Compactly, for $n$ features:

\[\hat{y}_i \;=\; w_0 \;+\; \sum_{j=1}^{n} w_j x_{ij}\]

Vector form (you’ll see/implement this soon):

\[\hat{y}_i \;=\; w_0 \;+\; \mathbf{w}^\top \mathbf{x}_i\]

A concrete plug-in example

Suppose (just for illustration) we pick:

  • $w_0 = 7.17$
  • $w_1 = 0.01$ (horsepower)
  • $w_2 = 0.04$ (city MPG)
  • $w_3 = 0.002$ (popularity)

Then for our car:

\[\hat{y}_i = 7.17 + 0.01\cdot 453 + 0.04\cdot 11 + 0.002\cdot 86 \approx 12.31\]

This $\hat{y}_i$ is in log space because our target is $\log(1+\text{msrp})$. Convert back to dollars with:

\[\widehat{\text{msrp}} \;=\; \operatorname{expm1}(\hat{y}_i)\]

Numerically, that gives roughly $222,000 for this car, which matches the intuition that high horsepower and low city MPG are associated with costlier cars.

Notes on interpretation

  • Bias $w_0$: the baseline (log) price with all features at zero (not literally meaningful if zero is outside the data range, but still useful mathematically).
  • Weights: positive $w_j$ means “more of $x_j$ → higher predicted price (in log space)”; negative means the opposite. Magnitudes are on the log scale; a unit change in $x_j$ adds $w_j$ to $\log(1+\text{price})$, i.e., a multiplicative change in price after exponentiation.

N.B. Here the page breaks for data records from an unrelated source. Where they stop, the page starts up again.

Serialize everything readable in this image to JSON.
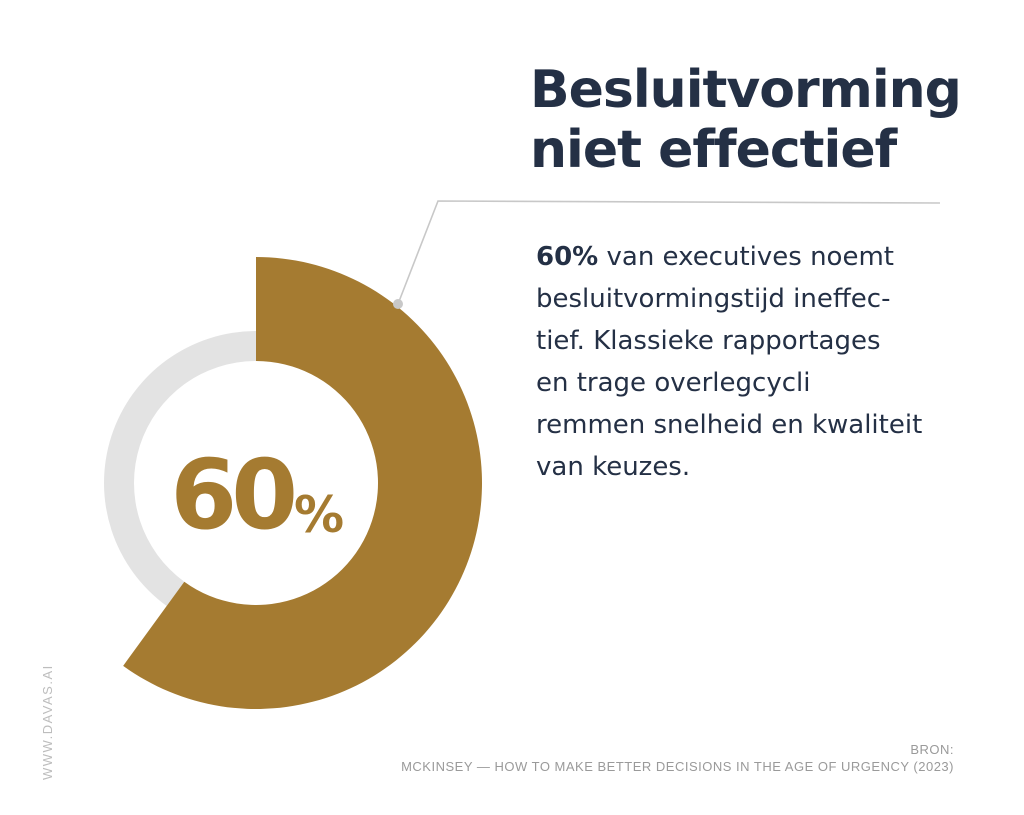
{
  "chart_data": {
    "type": "pie",
    "style": "donut",
    "value": 60,
    "unit": "%",
    "max": 100,
    "center_label": "60",
    "center_unit": "%",
    "colors": {
      "value": "#a57b31",
      "track": "#e3e3e3",
      "leader": "#c8c8c8",
      "text": "#243045"
    }
  },
  "title_lines": [
    "Besluitvorming",
    "niet effectief"
  ],
  "body": {
    "lead_strong": "60%",
    "lead_rest": " van executives noemt",
    "lines": [
      "besluitvormingstijd ineffec-",
      "tief. Klassieke rapportages",
      "en trage overlegcycli",
      "remmen snelheid en kwaliteit",
      "van keuzes."
    ]
  },
  "source": {
    "label": "BRON:",
    "text": "MCKINSEY — HOW TO MAKE BETTER DECISIONS IN THE AGE OF URGENCY (2023)"
  },
  "watermark": "WWW.DAVAS.AI"
}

From one row to the whole training matrix

Let $\mathbf{X}$ be the feature matrix (rows = cars, columns = features) and $\mathbf{y}$ be the vector of targets (here, $y_i = \log(1+\text{msrp}_i)$).

Across all training examples:

\[\hat{\mathbf{y}} \;=\; w_0 \cdot \mathbf{1} \;+\; \mathbf{X}\mathbf{w}\]

Training linear regression means “find $w_0,\mathbf{w}$ that minimize error” between $\hat{\mathbf{y}}$ and $\mathbf{y}$ on the training set, typically by minimizing mean squared error in log space. In code you’ll either:

  • implement the math directly (normal equations / gradient methods), or
  • use a library routine and focus on data prep + evaluation.

Why we stayed in log space (and how to invert)

Because prices have a long right tail, modeling $\log(1+\text{msrp})$ yields:

  • a more symmetric, bell-shaped target,
  • more stable optimization,
  • errors that behave closer to relative errors in the original units.

At prediction time:

  • Model outputs $\hat{y} = \log(1+\widehat{\text{msrp}})$.
  • Convert to dollars with np.expm1(\hat{y}).

When you evaluate in dollars (e.g., RMSE in $), remember to invert predictions first.


What comes next

  • Generalize from one example to vectorized code for many rows.
  • Fit $w_0, \mathbf{w}$ on the training split, measure RMSE on validation.
  • Keep the test split untouched until the end for an unbiased final check.

That’s the full path from the intuitive sum of feature-contributions to a working linear model you can train and evaluate.